# Some recent Laser Cut Inlay and Segmented blanks



## Ken Wines (Aug 29, 2017)

So... I'm always looking for unusual patterns that can be integrated into a segmented or inlaid pen design. I found a new source for pictures and inspiration ... the New York Public Library. All of these blank were designed from  the pages of a German book about ornaments that was published in 1842 and is part of the NYPL Digital collections.  The title of the book is Arabische und Alt-Italienische Bau-Verzierungen and the author was Friedrich M Hessemer There are 122 pages of old designs in the book. I will be trying more of them, but the blank in the first photo was the easiest one to implement. The second photo uses the same design as the first except it has been rotated 90 degrees on the tube.  The third is a radial symmetry pattern.   All 3 blanks were designed to fit Sierra hardware and the woods are maple, walnut and cherry. They were all cut using an Epilog Helix Laser engraver with a custom made rotary device that I built for pen blank making.


----------



## Jim15 (Aug 29, 2017)

Very impressive.


----------



## mark james (Aug 29, 2017)

Stunning artistry Ken!  I love each.  I have been using the one I have for the past three weeks and have gotten lots of compliments.

Thank you for sharing - keep em coming, these are beautiful.

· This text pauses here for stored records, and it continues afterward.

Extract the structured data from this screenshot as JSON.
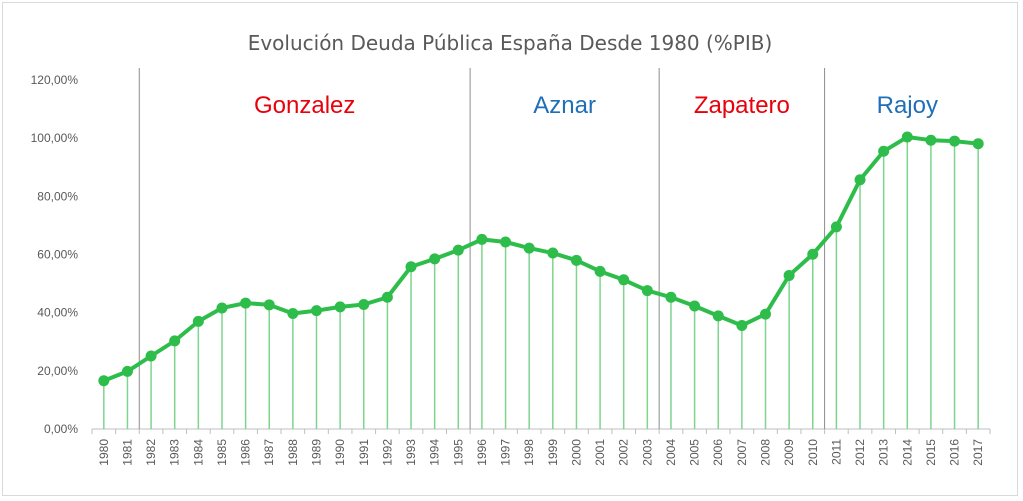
{
  "chart_data": {
    "type": "line",
    "title": "Evolución Deuda Pública España Desde 1980 (%PIB)",
    "xlabel": "",
    "ylabel": "",
    "ylim": [
      0,
      120
    ],
    "yticks": [
      "0,00%",
      "20,00%",
      "40,00%",
      "60,00%",
      "80,00%",
      "100,00%",
      "120,00%"
    ],
    "grid": false,
    "categories": [
      "1980",
      "1981",
      "1982",
      "1983",
      "1984",
      "1985",
      "1986",
      "1987",
      "1988",
      "1989",
      "1990",
      "1991",
      "1992",
      "1993",
      "1994",
      "1995",
      "1996",
      "1997",
      "1998",
      "1999",
      "2000",
      "2001",
      "2002",
      "2003",
      "2004",
      "2005",
      "2006",
      "2007",
      "2008",
      "2009",
      "2010",
      "2011",
      "2012",
      "2013",
      "2014",
      "2015",
      "2016",
      "2017"
    ],
    "series": [
      {
        "values": [
          16.6,
          19.8,
          25.1,
          30.3,
          37.0,
          41.6,
          43.3,
          42.7,
          39.7,
          40.7,
          42.0,
          42.8,
          45.3,
          55.8,
          58.5,
          61.5,
          65.2,
          64.3,
          62.2,
          60.5,
          58.0,
          54.2,
          51.3,
          47.6,
          45.3,
          42.3,
          38.9,
          35.6,
          39.5,
          52.8,
          60.1,
          69.5,
          85.7,
          95.5,
          100.4,
          99.3,
          99.0,
          98.1
        ],
        "color": "#2ebd4a"
      }
    ],
    "eras": [
      {
        "label": "Gonzalez",
        "start": "1982",
        "color": "#e8000b"
      },
      {
        "label": "Aznar",
        "start": "1996",
        "color": "#1f6fb8"
      },
      {
        "label": "Zapatero",
        "start": "2004",
        "color": "#e8000b"
      },
      {
        "label": "Rajoy",
        "start": "2011",
        "color": "#1f6fb8"
      }
    ]
  }
}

I prefer the first, as there is an appealing symmetry with the Maple ends - to me it looks cleaner - Just an opinion.


----------



## gtriever (Aug 29, 2017)

Outstanding work!


----------



## ajollydds (Aug 29, 2017)

Fabulous work!


----------



## RobS (Aug 29, 2017)

Wow Ken.  Mind blown!!!


----------



## wood128 (Aug 29, 2017)

Beautiful designs and segmenting. How much time involved to make one blank ?


----------



## MDWine (Aug 30, 2017)

Nice, I love the idea of "old is new again", and 1842 is pretty neat!


----------



## tjseagrove (Aug 30, 2017)

Make more like that and you could pay for the engraver by selling the blanks....


----------



## Ken Wines (Aug 31, 2017)

Jim15 said:


> Very impressive.


Thanks, Jim.


----------



## Ken Wines (Aug 31, 2017)

mark james said:


> Stunning artistry Ken!  I love each.  I have been using the one I have for the past three weeks and have gotten lots of compliments.
> 
> Thank you for sharing - keep em coming, these are beautiful.
> 
> I prefer the first, as there is an appealing symmetry with the Maple ends - to me it looks cleaner - Just an opinion.

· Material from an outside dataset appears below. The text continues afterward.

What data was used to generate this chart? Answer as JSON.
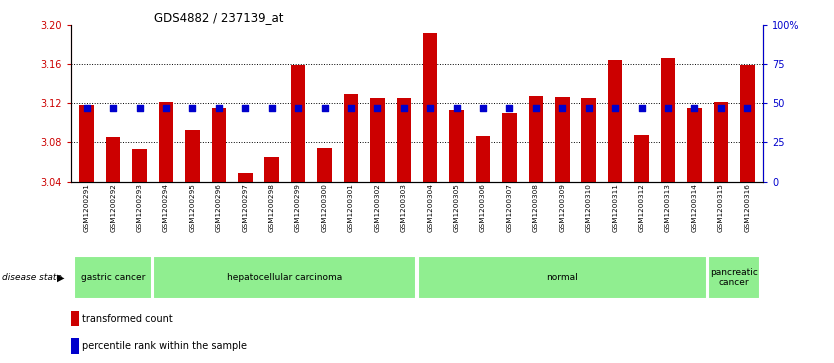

Thanks,  Mark.  The second one was an experiment to see how the 90 degree rotation would change the overall look of the pattern.  I'm glad you like the Mistral blank.  It's a culmination of the techniques I use.  There are ring segments at the top and bottom, the weave is segmented and the cherry body is inlaid.  It interlocked fairly well, which helped with the alignment and holding the pieces in place. I would rate it as my best overall design to date.


----------



## Ken Wines (Aug 31, 2017)

gtriever said:


> Outstanding work!


Thanks.


----------



## Ken Wines (Aug 31, 2017)

ajollydds said:


> Fabulous work!


Thanks.


----------



## Ken Wines (Aug 31, 2017)

RobS said:


> Wow Ken.  Mind blown!!!


Thanks, Rob.


----------



## Ken Wines (Aug 31, 2017)

wood128 said:


> Beautiful designs and segmenting. How much time involved to make one blank ?

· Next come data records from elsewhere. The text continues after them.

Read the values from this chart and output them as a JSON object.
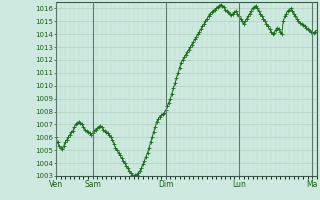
{
  "title": "",
  "ylabel": "",
  "xlabel": "",
  "bg_color": "#ceeae0",
  "plot_bg_color": "#ceeae0",
  "line_color": "#1a6b1a",
  "marker_color": "#1a6b1a",
  "grid_color_major": "#a8c8b8",
  "grid_color_minor": "#b8d8c8",
  "tick_label_color": "#1a5c1a",
  "day_line_color": "#5a7a6a",
  "spine_color": "#3a5a4a",
  "ylim": [
    1003,
    1016.5
  ],
  "yticks": [
    1003,
    1004,
    1005,
    1006,
    1007,
    1008,
    1009,
    1010,
    1011,
    1012,
    1013,
    1014,
    1015,
    1016
  ],
  "day_labels": [
    "Ven",
    "Sam",
    "Dim",
    "Lun",
    "Ma"
  ],
  "day_positions": [
    0,
    24,
    72,
    120,
    168
  ],
  "pressure_data": [
    1006.0,
    1005.6,
    1005.3,
    1005.2,
    1005.1,
    1005.3,
    1005.6,
    1005.8,
    1006.0,
    1006.2,
    1006.4,
    1006.5,
    1006.8,
    1007.0,
    1007.1,
    1007.2,
    1007.1,
    1007.0,
    1006.8,
    1006.6,
    1006.5,
    1006.4,
    1006.3,
    1006.2,
    1006.3,
    1006.5,
    1006.6,
    1006.7,
    1006.8,
    1006.9,
    1006.8,
    1006.6,
    1006.5,
    1006.4,
    1006.3,
    1006.2,
    1006.0,
    1005.8,
    1005.5,
    1005.2,
    1005.0,
    1004.8,
    1004.6,
    1004.4,
    1004.2,
    1004.0,
    1003.8,
    1003.6,
    1003.4,
    1003.2,
    1003.1,
    1003.0,
    1003.05,
    1003.1,
    1003.2,
    1003.4,
    1003.6,
    1003.9,
    1004.2,
    1004.5,
    1004.8,
    1005.2,
    1005.6,
    1006.0,
    1006.4,
    1006.8,
    1007.2,
    1007.4,
    1007.6,
    1007.7,
    1007.8,
    1007.9,
    1008.1,
    1008.4,
    1008.7,
    1009.0,
    1009.4,
    1009.8,
    1010.2,
    1010.6,
    1011.0,
    1011.4,
    1011.8,
    1012.0,
    1012.2,
    1012.4,
    1012.6,
    1012.8,
    1013.0,
    1013.2,
    1013.4,
    1013.6,
    1013.8,
    1014.0,
    1014.2,
    1014.4,
    1014.6,
    1014.8,
    1015.0,
    1015.2,
    1015.4,
    1015.6,
    1015.7,
    1015.8,
    1015.9,
    1016.0,
    1016.1,
    1016.2,
    1016.3,
    1016.2,
    1016.1,
    1015.9,
    1015.8,
    1015.7,
    1015.6,
    1015.5,
    1015.6,
    1015.7,
    1015.8,
    1015.6,
    1015.4,
    1015.2,
    1015.0,
    1014.8,
    1015.0,
    1015.2,
    1015.4,
    1015.6,
    1015.8,
    1016.0,
    1016.1,
    1016.2,
    1016.0,
    1015.8,
    1015.6,
    1015.4,
    1015.2,
    1015.0,
    1014.8,
    1014.6,
    1014.4,
    1014.2,
    1014.0,
    1014.1,
    1014.3,
    1014.5,
    1014.4,
    1014.2,
    1014.0,
    1015.0,
    1015.4,
    1015.6,
    1015.8,
    1015.9,
    1016.0,
    1015.8,
    1015.6,
    1015.4,
    1015.2,
    1015.0,
    1014.9,
    1014.8,
    1014.7,
    1014.6,
    1014.5,
    1014.4,
    1014.3,
    1014.2,
    1014.15,
    1014.1,
    1014.2,
    1014.3
  ]
}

Thanks.  Blank preparation is where I spend a lot of time.  All of the blanks are cut and drilled and milled to a consistent diameter.  For Sierra blanks, I turn them down to 0.645" on a metal lathe that leaves an extra 10 thousandths of inch to be milled after glue up (the final diameter I shoot for is 5/8").  I like to work with wooden tubes that have a wall thickness or approximately 1/8".  The cutting time per blank can vary from 2 to 8 or 9 minutes depending on the complexity of the pattern.  It would be safe to say that I spend at least an hour per blanks when you account for the blank preparation, cutting time, disassembly of the source blanks, reassembly of the patterned blanks, glue up, and post processing of the final blank (taking off the extra 10 thou) on the metal lathe to even out the highs and lows in the surface.


----------



## Ken Wines (Aug 31, 2017)

MDWine said:


> Nice, I love the idea of "old is new again", and 1842 is pretty neat!


Thanks, Michael.  It is strange how design go through cycles like that.  They are popular for a while,  lay dormant for years, and then suddenly appear again as "new" designs.  They were some other designs that were the book including the ever popular "Tumbling Dice" design.


----------



## magpens (Aug 31, 2017)

I love 'em !!!!! . The third one looks like a flock of birds !!

Thanks for the manufacturing details .... I am not going to copy, just curious


----------